É normal perder a paciência com os filhos?

Sim. Todos os pais perdem a paciência em determinados momentos, sobretudo quando estão sujeitos a níveis elevados de stress, privação de sono ou sobrecarga emocional. O importante não é nunca falhar, mas reconhecer esses momentos, reparar a relação quando necessário e procurar cuidar também da própria saúde emocional.

Porque é que tenho menos paciência com os meus filhos do que com outras pessoas?

Porque a parentalidade exige uma disponibilidade emocional constante. Em casa acumulam-se cansaço, carga mental, preocupações e múltiplas exigências ao longo do dia. Quando os recursos emocionais diminuem, torna-se mais difícil manter a autorregulação, especialmente nas relações mais próximas.

O que é a co-regulação e porque depende dos pais?

A co-regulação é o processo através do qual um adulto ajuda uma criança a regular as suas emoções através da sua presença, voz, comportamento e disponibilidade emocional.
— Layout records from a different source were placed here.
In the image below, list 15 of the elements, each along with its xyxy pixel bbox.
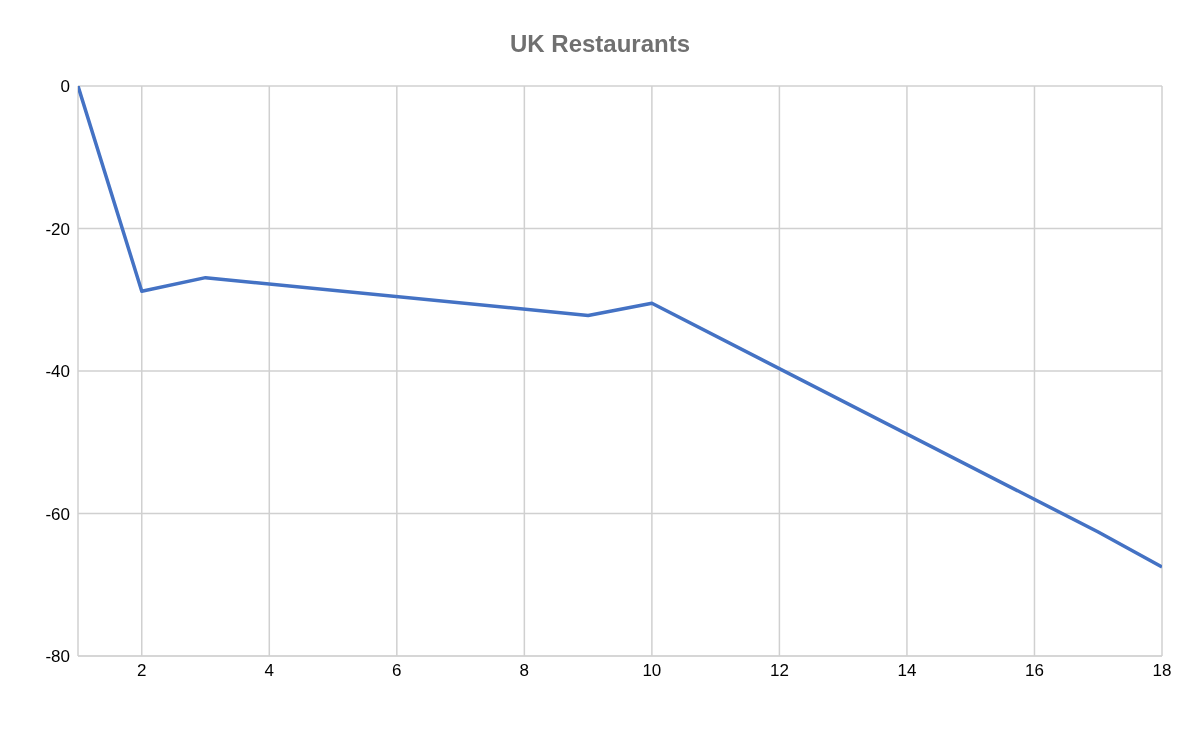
y-tick-label: -60 bbox=[45, 504, 70, 524]
x-tick-label: 14 bbox=[897, 661, 917, 681]
x-tick-label: 6 bbox=[392, 661, 402, 681]
x-tick-label: 4 bbox=[264, 661, 275, 681]
x-tick-label: 12 bbox=[769, 661, 789, 681]
y-tick-label: -80 bbox=[45, 647, 70, 667]
x-tick-label: 2 bbox=[137, 661, 147, 681]
chart-title: UK Restaurants bbox=[508, 30, 691, 58]
y-tick-label: -40 bbox=[45, 362, 70, 382]
y-tick-label: 0 bbox=[60, 77, 70, 97]
x-tick-label: 16 bbox=[1025, 661, 1044, 681]
y-tick-label: -20 bbox=[45, 219, 70, 239]
x-tick-label: 10 bbox=[642, 661, 662, 681]
x-tick-label: 18 bbox=[1152, 661, 1172, 681]
x-tick-label: 8 bbox=[519, 661, 530, 681]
No entanto, para conseguir co-regular, o adulto precisa também de ter recursos emocionais suficientes para manter a calma e transmitir segurança.

Como posso recuperar a minha "bateria emocional"?

Não existe uma única estratégia. Dormir o suficiente, reduzir a carga mental sempre que possível, pedir ajuda, cuidar do corpo, fazer pausas e manter relações de apoio são formas importantes de ajudar o sistema nervoso a recuperar. Pequenos momentos de descanso consistentes tendem a ser mais eficazes do que esperar por uma grande pausa ocasional.

Os meus filhos ficam prejudicados se eu perder a paciência?

Perder a paciência ocasionalmente não compromete, por si só, o desenvolvimento emocional de uma criança. O mais importante é aquilo que acontece depois. Quando o adulto reconhece o que aconteceu, repara a relação e mostra disponibilidade para recomeçar, está também a ensinar responsabilidade, empatia e segurança relacional.